Excerpt: “Adequate resource capacity to ensure availability is maintained.” 1

What an operator must do: Translate “adequate resource capacity” into measurable service-level commitments and supporting capacity thresholds, then operate a repeatable process that (1) forecasts demand, (2) monitors leading indicators, (3) scales resources or reduces load before service degradation, and (4) validates readiness through testing and reviews. Your audit posture depends on evidence that you planned for capacity and executed actions tied to maintaining availability. 1

Plain-English interpretation

PR.IR-04 requires you to avoid “availability surprises.” You are expected to know which systems must remain available, what “available” means for each, what capacity constraints can cause downtime or severe degradation, and how you will add capacity (or shed load) in time.

“Adequate” is contextual. For a customer-facing SaaS, it can mean autoscaling policies, resilient architecture, and 24/7 on-call coverage. For an internal finance system, it can mean scheduled capacity reviews, tested failover, and vendor support SLAs that match your recovery expectations. The common denominator is that availability is maintained through planned capacity, not luck.

Who it applies to

Entity scope: Any organization operating a cybersecurity program aligned to NIST CSF 2.0, especially those that deliver or depend on technology services where availability affects business operations. 2

Operational contexts where PR.IR-04 becomes exam-critical:

  • Customer-facing digital services: e-commerce, banking portals, healthcare apps, marketplaces, APIs.
  • Operational technology / critical operations: manufacturing execution systems, logistics platforms, call center telephony.
  • Cloud migrations: capacity risk shifts from hardware procurement to quotas, regional dependencies, and scaling design.
  • Third-party-dependent availability: managed hosting, CDN/WAF, identity providers, payment processors, and key SaaS platforms.
  • Regulated/contractual availability commitments: where SLAs, customer contracts, or internal risk appetite define availability expectations.

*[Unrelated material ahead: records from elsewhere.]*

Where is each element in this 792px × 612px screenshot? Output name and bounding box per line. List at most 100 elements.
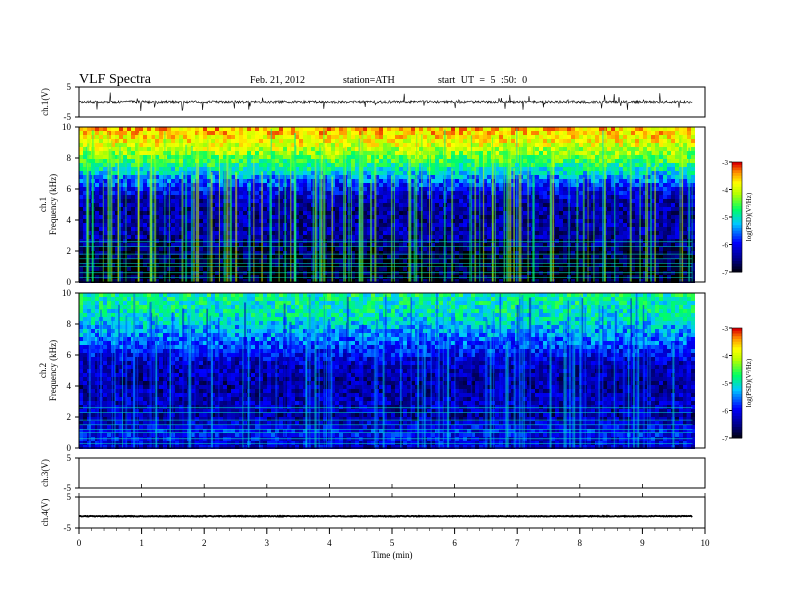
ch1-spectrogram-cell: [655, 135, 659, 139]
ch1-spectrogram-cell: [151, 151, 155, 155]
ch1-spectrogram-cell: [263, 171, 267, 175]
ch1-spectrogram-cell: [371, 127, 375, 131]
ch1-spectrogram-cell: [391, 139, 395, 143]
ch1-spectrogram-cell: [231, 175, 235, 179]
ch1-spectrogram-cell: [407, 131, 411, 135]
ch1-spectrogram-cell: [291, 175, 295, 179]
ch1-spectrogram-cell: [595, 239, 599, 243]
ch1-spectrogram-cell: [231, 155, 235, 159]
ch1-spectrogram-cell: [563, 127, 567, 131]
ch1-spectrogram-cell: [207, 179, 211, 183]
ch1-spectrogram-cell: [639, 235, 643, 239]
ch1-spectrogram-cell: [639, 243, 643, 247]
ch1-spectrogram-cell: [379, 187, 383, 191]
ch1-spectrogram-cell: [79, 159, 83, 163]
ch1-spectrogram-cell: [691, 147, 695, 151]
ch1-spectrogram-cell: [511, 235, 515, 239]
ch1-spectrogram-cell: [155, 211, 159, 215]
ch1-spectrogram-cell: [103, 219, 107, 223]
ch1-spectrogram-cell: [591, 231, 595, 235]
ch1-spectrogram-cell: [243, 187, 247, 191]
ch1-spectrogram-cell: [179, 231, 183, 235]
ch1-spectrogram-cell: [335, 219, 339, 223]
ch1-spectrogram-cell: [643, 171, 647, 175]
ch1-spectrogram-cell: [111, 143, 115, 147]
ch1-spectrogram-cell: [103, 243, 107, 247]
ch1-spectrogram-cell: [251, 243, 255, 247]
ch1-spectrogram-cell: [395, 199, 399, 203]
ch1-spectrogram-cell: [419, 223, 423, 227]
ch1-spectrogram-cell: [187, 127, 191, 131]
ch1-spectrogram-cell: [211, 223, 215, 227]
ch1-spectrogram-cell: [171, 239, 175, 243]
ch1-spectrogram-cell: [683, 143, 687, 147]
ch1-spectrogram-cell: [631, 219, 635, 223]
ch1-spectrogram-cell: [215, 251, 219, 255]
ch1-spectrogram-cell: [275, 251, 279, 255]
ch1-spectrogram-cell: [127, 143, 131, 147]
ch1-spectrogram-cell: [187, 171, 191, 175]
ch1-spectrogram-cell: [651, 147, 655, 151]
ch1-spectrogram-cell: [235, 131, 239, 135]
ch1-spectrogram-cell: [547, 155, 551, 159]
ch1-spectrogram-cell: [623, 143, 627, 147]
ch1-spectrogram-cell: [451, 143, 455, 147]
ch1-spectrogram-cell: [479, 131, 483, 135]
ch1-spectrogram-cell: [611, 147, 615, 151]
ch1-spectrogram-cell: [411, 163, 415, 167]
ch1-spectrogram-cell: [211, 163, 215, 167]
ch1-spectrogram-cell: [619, 171, 623, 175]
ch1-spectrogram-cell: [583, 163, 587, 167]
ch1-spectrogram-cell: [187, 211, 191, 215]
ch1-spectrogram-cell: [543, 155, 547, 159]
ch1-spectrogram-cell: [155, 183, 159, 187]
ch1-spectrogram-cell: [387, 143, 391, 147]
ch1-spectrogram-cell: [655, 179, 659, 183]
ch1-spectrogram-cell: [131, 243, 135, 247]
ch1-spectrogram-cell: [275, 147, 279, 151]
ch1-spectrogram-cell: [79, 167, 83, 171]
ch1-spectrogram-cell: [455, 183, 459, 187]
ch1-spectrogram-cell: [215, 215, 219, 219]
ch1-spectrogram-cell: [659, 239, 663, 243]
ch1-spectrogram-cell: [579, 239, 583, 243]
ch1-spectrogram-cell: [331, 167, 335, 171]
ch1-spectrogram-cell: [491, 127, 495, 131]
ch1-spectrogram-cell: [371, 203, 375, 207]
ch1-spectrogram-cell: [587, 191, 591, 195]
ch1-spectrogram-cell: [171, 207, 175, 211]
ch1-spectrogram-cell: [579, 179, 583, 183]
ch1-spectrogram-cell: [111, 159, 115, 163]
ch1-spectrogram-cell: [327, 179, 331, 183]
ch1-spectrogram-cell: [255, 183, 259, 187]
ch1-spectrogram-cell: [219, 183, 223, 187]
ch1-spectrogram-cell: [287, 155, 291, 159]
ch1-spectrogram-cell: [111, 155, 115, 159]
ch1-spectrogram-cell: [83, 171, 87, 175]
ch1-spectrogram-cell: [267, 199, 271, 203]
ch1-spectrogram-cell: [475, 171, 479, 175]
ch1-spectrogram-cell: [375, 231, 379, 235]
ch1-spectrogram-cell: [191, 143, 195, 147]
ch1-spectrogram-cell: [211, 195, 215, 199]
ch1-spectrogram-cell: [495, 167, 499, 171]
ch1-spectrogram-cell: [631, 199, 635, 203]
ch1-spectrogram-cell: [539, 167, 543, 171]
ch1-spectrogram-cell: [419, 171, 423, 175]
ch1-spectrogram-cell: [379, 135, 383, 139]
ch1-spectrogram-cell: [355, 199, 359, 203]
ch1-spectrogram-cell: [647, 131, 651, 135]
ch1-spectrogram-cell: [119, 127, 123, 131]
ch1-spectrogram-cell: [487, 199, 491, 203]
ch1-spectrogram-cell: [99, 211, 103, 215]
ch1-spectrogram-cell: [559, 231, 563, 235]
ch1-spectrogram-cell: [571, 223, 575, 227]
ch1-spectrogram-cell: [287, 211, 291, 215]
ch1-spectrogram-cell: [651, 151, 655, 155]
ch1-spectrogram-cell: [111, 243, 115, 247]
ch1-spectrogram-cell: [159, 163, 163, 167]
ch1-spectrogram-cell: [675, 183, 679, 187]
ch1-spectrogram-cell: [139, 231, 143, 235]
ch1-spectrogram-cell: [215, 163, 219, 167]
ch1-spectrogram-cell: [143, 171, 147, 175]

What you actually need to do (step-by-step)

1) Define the availability scope and owners

  1. Create (or confirm) a list of critical services (business services, not just servers).
  2. Assign each service a service owner and an operations owner (SRE/IT ops).
  3. Map each service to its availability objective (internal target and/or customer SLA) and the time windows that matter (business hours vs 24/7).

Operator tip: If you cannot name the top services whose outage would trigger executive escalation, PR.IR-04 will stall.

2) Build a dependency and constraint map (include third parties)

For each critical service, document:

  • Primary infrastructure components (compute, database, storage, network).
  • Key platform controls (load balancer, queue, caching layer).
  • External dependencies: identity, payments, email/SMS, CDN, cloud regions, DNS, managed service providers.

Then identify the realistic constraints:

  • Performance ceilings (CPU, memory pressure, IOPS, connection pools).
  • Hard limits (cloud quotas, license counts, rate limits).
  • People limits (on-call coverage, single points of knowledge).
  • Third-party constraints (support hours, failover options).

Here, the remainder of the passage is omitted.